Translates phonetically as “fuck” not sure why the sign is there:
For a little less than $2 you can enter the estate and stroll the vast grounds. You can also get driven around in a golf cart for about $7 a person. The estate is currently being guarded by members of the self defense forces from the Maidan. I spoke with one of the guards who refused to give his name because his children are in Russia. He claimed they want the place to be turned into a national park and that currently all money from admissions is going to upkeep the vast estate and zoo. On my first trip we took the golf cart tour. Our guide, a man from Kyiv who said he never knew the place existed before Yanukovych fled, told us he loves giving tours here because of the nature. He pointed out certain areas and would say “those trees are meant to represent Crimea” or “these woods represent the Carpathian mountains.” Cue sarcasm, maybe Yanukovych was a bit of a Ukrainian patriot after all?
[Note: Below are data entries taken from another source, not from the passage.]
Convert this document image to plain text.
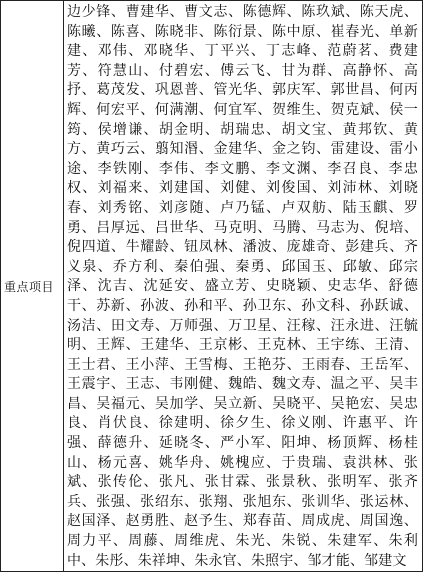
重点项目

边少锋、曹建华、曹文志、陈德辉、陈玖斌、陈天虎、陈曦、陈喜、陈晓非、陈衍景、陈中原、崔春光、单新建、邓伟、邓晓华、丁平兴、丁志峰、范蔚茗、费建芳、符慧山、付碧宏、傅云飞、甘为群、高静怀、高抒、葛茂发、巩恩普、管光华、郭庆军、郭世昌、何丙辉、何宏平、何满潮、何宜军、贺维生、贺克斌、侯一筠、侯增谦、胡金明、胡瑞忠、胡文宝、黄邦钦、黄方、黄巧云、翦知湣、金建华、金之钧、雷建设、雷小途、李铁刚、李伟、李文鹏、李文渊、李召良、李忠权、刘福来、刘建国、刘健、刘俊国、刘沛林、刘晓春、刘秀铭、刘彦随、卢乃锰、卢双舫、陆玉麒、罗勇、吕厚远、吕世华、马克明、马腾、马志为、倪培、倪四道、牛耀龄、钮凤林、潘波、庞雄奇、彭建兵、齐义泉、乔方利、秦伯强、秦勇、邱国玉、邱敏、邱宗泽、沈吉、沈延安、盛立芳、史晓颖、史志华、舒德干、苏新、孙波、孙和平、孙卫东、孙文科、孙跃诚、汤洁、田文寿、万师强、万卫星、汪稼、汪永进、汪毓明、王辉、王建华、王京彬、王克林、王宇练、王清、王士君、王小萍、王雪梅、王艳芬、王雨春、王岳军、王震宇、王志、韦刚健、魏皓、魏文寿、温之平、吴丰昌、吴福元、吴加学、吴立新、吴晓平、吴艳宏、吴忠良、肖伏良、徐建明、徐夕生、徐义刚、许惠平、许强、薛德升、延晓冬、严小军、阳坤、杨顶辉、杨桂山、杨元喜、姚华舟、姚槐应、于贵瑞、袁洪林、张斌、张传伦、张凡、张甘霖、张景秋、张明军、张齐兵、张强、张绍东、张翔、张旭东、张训华、张运林、赵国泽、赵勇胜、赵予生、郑春苗、周成虎、周国逸、周力平、周藤、周维虎、朱光、朱锐、朱建军、朱利中、朱彤、朱祥坤、朱永官、朱照宇、邹才能、邹建文
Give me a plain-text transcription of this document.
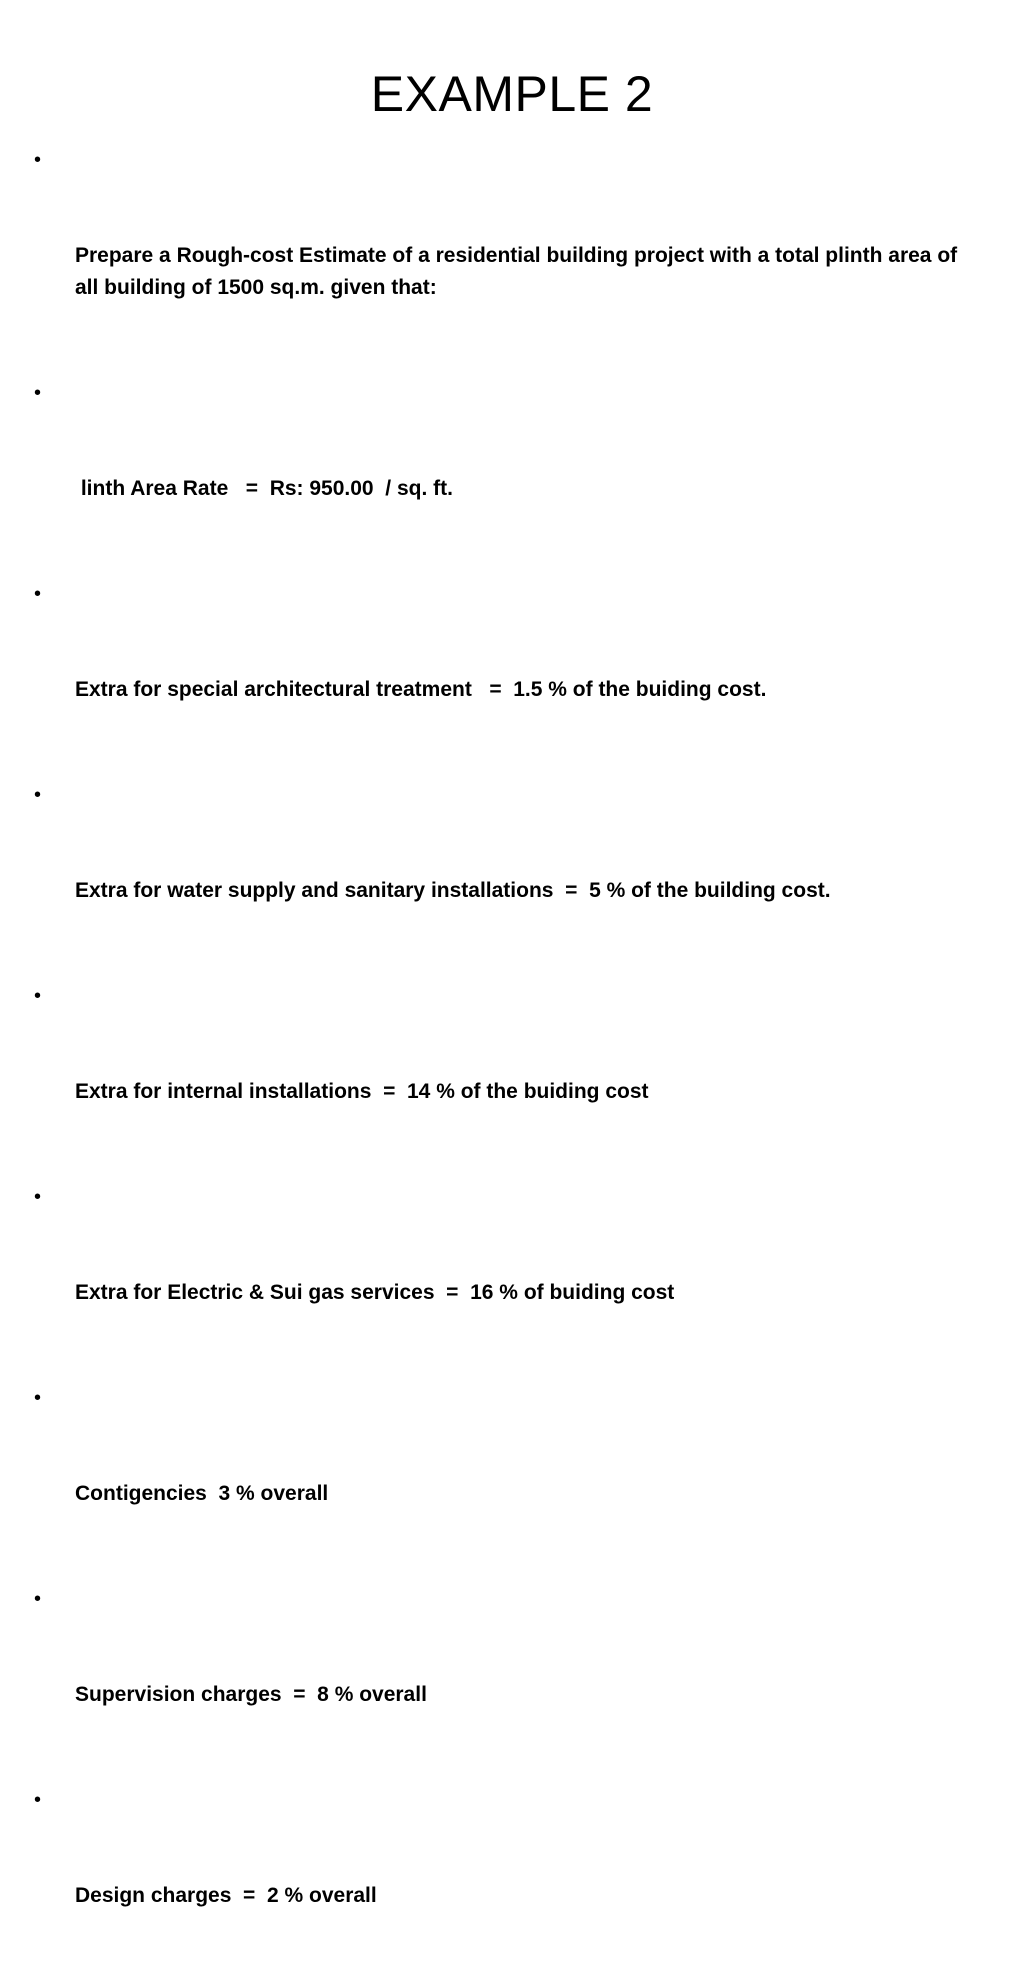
EXAMPLE 2

•

Prepare a Rough-cost Estimate of a residential building project with a total plinth area of all building of 1500 sq.m. given that:

•

linth Area Rate   =  Rs: 950.00  / sq. ft.

•

Extra for special architectural treatment   =  1.5 % of the buiding cost.

•

Extra for water supply and sanitary installations  =  5 % of the building cost.

•

Extra for internal installations  =  14 % of the buiding cost

•

Extra for Electric & Sui gas services  =  16 % of buiding cost

•

Contigencies  3 % overall

•

Supervision charges  =  8 % overall

•

Design charges  =  2 % overall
Ice cream stands now dot the whole estate:
Oh, did I mention the massive lake?
Every president deserves fresh milk:
And why not have a pirate ship floating restaurant?
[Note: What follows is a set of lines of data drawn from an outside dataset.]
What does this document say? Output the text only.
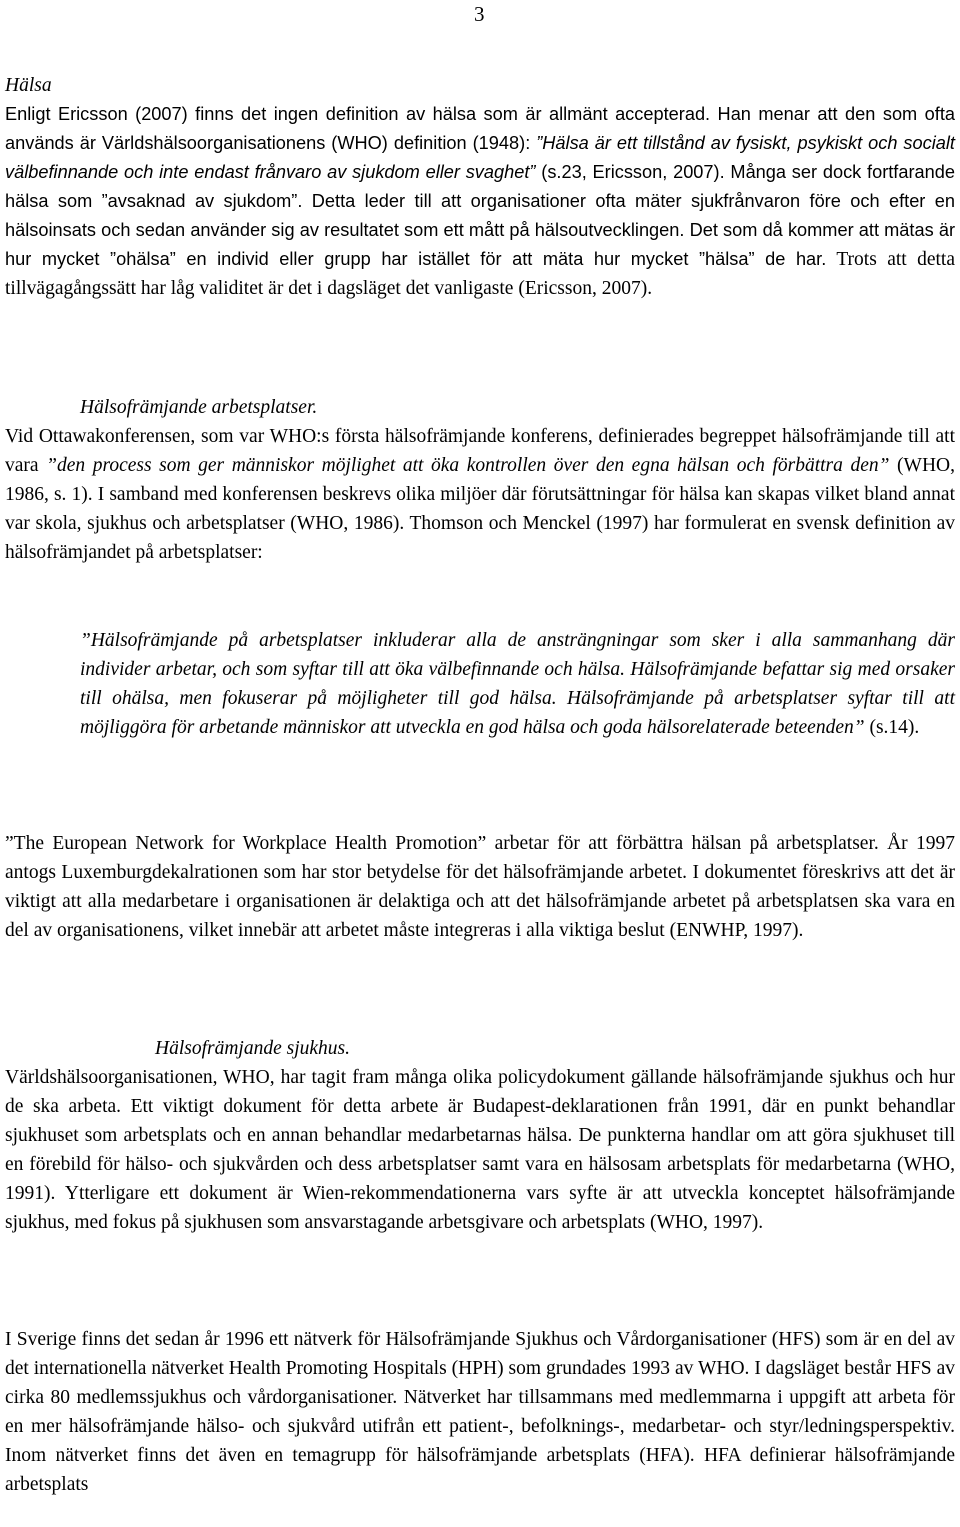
3

Hälsa

Enligt Ericsson (2007) finns det ingen definition av hälsa som är allmänt accepterad. Han menar att den som ofta används är Världshälsoorganisationens (WHO) definition (1948): ”Hälsa är ett tillstånd av fysiskt, psykiskt och socialt välbefinnande och inte endast frånvaro av sjukdom eller svaghet” (s.23, Ericsson, 2007). Många ser dock fortfarande hälsa som ”avsaknad av sjukdom”. Detta leder till att organisationer ofta mäter sjukfrånvaron före och efter en hälsoinsats och sedan använder sig av resultatet som ett mått på hälsoutvecklingen. Det som då kommer att mätas är hur mycket ”ohälsa” en individ eller grupp har istället för att mäta hur mycket ”hälsa” de har. Trots att detta tillvägagångssätt har låg validitet är det i dagsläget det vanligaste (Ericsson, 2007).

Hälsofrämjande arbetsplatser.

Vid Ottawakonferensen, som var WHO:s första hälsofrämjande konferens, definierades begreppet hälsofrämjande till att vara ”den process som ger människor möjlighet att öka kontrollen över den egna hälsan och förbättra den” (WHO, 1986, s. 1). I samband med konferensen beskrevs olika miljöer där förutsättningar för hälsa kan skapas vilket bland annat var skola, sjukhus och arbetsplatser (WHO, 1986). Thomson och Menckel (1997) har formulerat en svensk definition av hälsofrämjandet på arbetsplatser:

”Hälsofrämjande på arbetsplatser inkluderar alla de ansträngningar som sker i alla sammanhang där individer arbetar, och som syftar till att öka välbefinnande och hälsa. Hälsofrämjande befattar sig med orsaker till ohälsa, men fokuserar på möjligheter till god hälsa. Hälsofrämjande på arbetsplatser syftar till att möjliggöra för arbetande människor att utveckla en god hälsa och goda hälsorelaterade beteenden” (s.14).

”The European Network for Workplace Health Promotion” arbetar för att förbättra hälsan på arbetsplatser. År 1997 antogs Luxemburgdekalrationen som har stor betydelse för det hälsofrämjande arbetet. I dokumentet föreskrivs att det är viktigt att alla medarbetare i organisationen är delaktiga och att det hälsofrämjande arbetet på arbetsplatsen ska vara en del av organisationens, vilket innebär att arbetet måste integreras i alla viktiga beslut (ENWHP, 1997).

Hälsofrämjande sjukhus.

Världshälsoorganisationen, WHO, har tagit fram många olika policydokument gällande hälsofrämjande sjukhus och hur de ska arbeta. Ett viktigt dokument för detta arbete är Budapest-deklarationen från 1991, där en punkt behandlar sjukhuset som arbetsplats och en annan behandlar medarbetarnas hälsa. De punkterna handlar om att göra sjukhuset till en förebild för hälso- och sjukvården och dess arbetsplatser samt vara en hälsosam arbetsplats för medarbetarna (WHO, 1991). Ytterligare ett dokument är Wien-rekommendationerna vars syfte är att utveckla konceptet hälsofrämjande sjukhus, med fokus på sjukhusen som ansvarstagande arbetsgivare och arbetsplats (WHO, 1997).

I Sverige finns det sedan år 1996 ett nätverk för Hälsofrämjande Sjukhus och Vårdorganisationer (HFS) som är en del av det internationella nätverket Health Promoting Hospitals (HPH) som grundades 1993 av WHO. I dagsläget består HFS av cirka 80 medlemssjukhus och vårdorganisationer. Nätverket har tillsammans med medlemmarna i uppgift att arbeta för en mer hälsofrämjande hälso- och sjukvård utifrån ett patient-, befolknings-, medarbetar- och styr/ledningsperspektiv. Inom nätverket finns det även en temagrupp för hälsofrämjande arbetsplats (HFA). HFA definierar hälsofrämjande arbetsplats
For me, the estate is a testament to the peaceful revolution that took place (until Yanukovych cracked down and killed many). As soon as he fled, self defense forces secured the estate and Ukrainians came to look at it peacefully — no mass looting as we’ve seen from so many recent revolutions around the world. There are rumors that some pieces were stolen from inside the many houses on the estate, but for the most part, it was an orderly process of making sure the estate was kept as it was and that the paintings and other gaudy artifacts would make it to a museum for all to see.
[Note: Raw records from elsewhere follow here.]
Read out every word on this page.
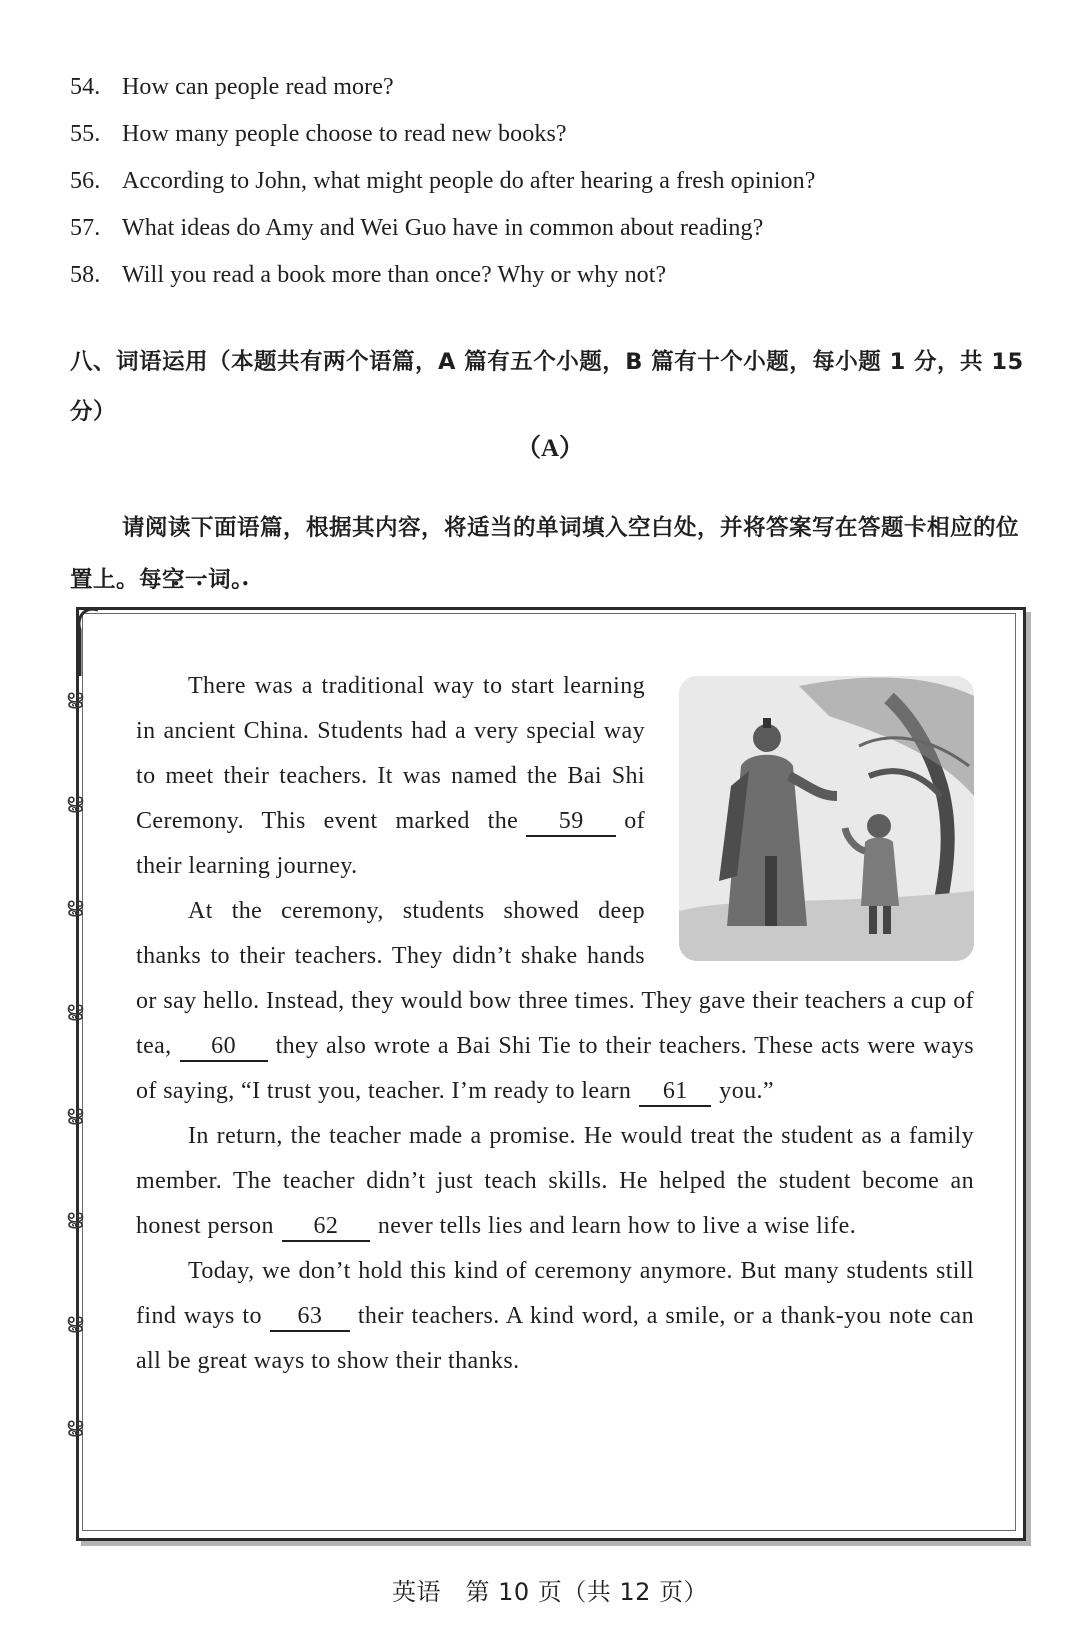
54. How can people read more?
55. How many people choose to read new books?
56. According to John, what might people do after hearing a fresh opinion?
57. What ideas do Amy and Wei Guo have in common about reading?
58. Will you read a book more than once? Why or why not?
八、词语运用（本题共有两个语篇，A 篇有五个小题，B 篇有十个小题，每小题 1 分，共 15 分）
（A）
请阅读下面语篇，根据其内容，将适当的单词填入空白处，并将答案写在答题卡相应的位置上。每 •空 •一 •词 •。
ൠ
ൠ
ൠ
ൠ
ൠ
ൠ
ൠ
ൠ
There was a traditional way to start learning in ancient China. Students had a very special way to meet their teachers. It was named the Bai Shi Ceremony. This event marked the 59 of their learning journey.
At the ceremony, students showed deep thanks to their teachers. They didn’t shake hands or say hello. Instead, they would bow three times. They gave their teachers a cup of tea, 60 they also wrote a Bai Shi Tie to their teachers. These acts were ways of saying, “I trust you, teacher. I’m ready to learn 61 you.”
In return, the teacher made a promise. He would treat the student as a family member. The teacher didn’t just teach skills. He helped the student become an honest person 62 never tells lies and learn how to live a wise life.
Today, we don’t hold this kind of ceremony anymore. But many students still find ways to 63 their teachers. A kind word, a smile, or a thank-you note can all be great ways to show their thanks.
英语　第 10 页（共 12 页）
Ah yes, the chalet built by a Finnish firm apparently:
All buildings are sealed on the estate but you can still press your nose up against the windows and get a peak inside:
There was only one small section at the National Gallery of Ukrainian art that Yanukovych had at his estate (where he lived with his mistress). Everything else was a strange mix of Versailles gaudy and tacky. The Ukrainian art:
Definitely not Ukrainian art:
Boxes and boxes from Hermes:
Appears the man was somewhat religious with all the icons he had:
Following such gaudy, great theft, civil society activists are keeping close watch on Ukraine’s new president Petro Poroshenko. You can read the piece I wrote on corruption and what civil society activists are thinking now. It was a busy week for me, I also wrote a piece about the ongoing information war between Russia and Ukraine and a team of journalists and academics in Kyiv who are working to combat it.
I believe this is a portrait of a another minister’s wife (not his mistress):
The docent told me that this was how the painting arrived at the museum. She said people didn’t steal things at the estate, but some were so angry about the recent killings of protesters and seeing the estate in all it’s stolen grandeur that this was a natural human reaction:
Ah yes, the Grecian ruins section:
Glassed in hot tub:
Poor, poor taste in art:
The museum on the estate to all of his cars. He also had his own gas station:
Did I mention the zoo?
Note the high fence in the background:
This estate will remain a testament to the period in Ukrainian history and politics between 2010 – 2014 when a lot was stolen and when the people stood up and called for change.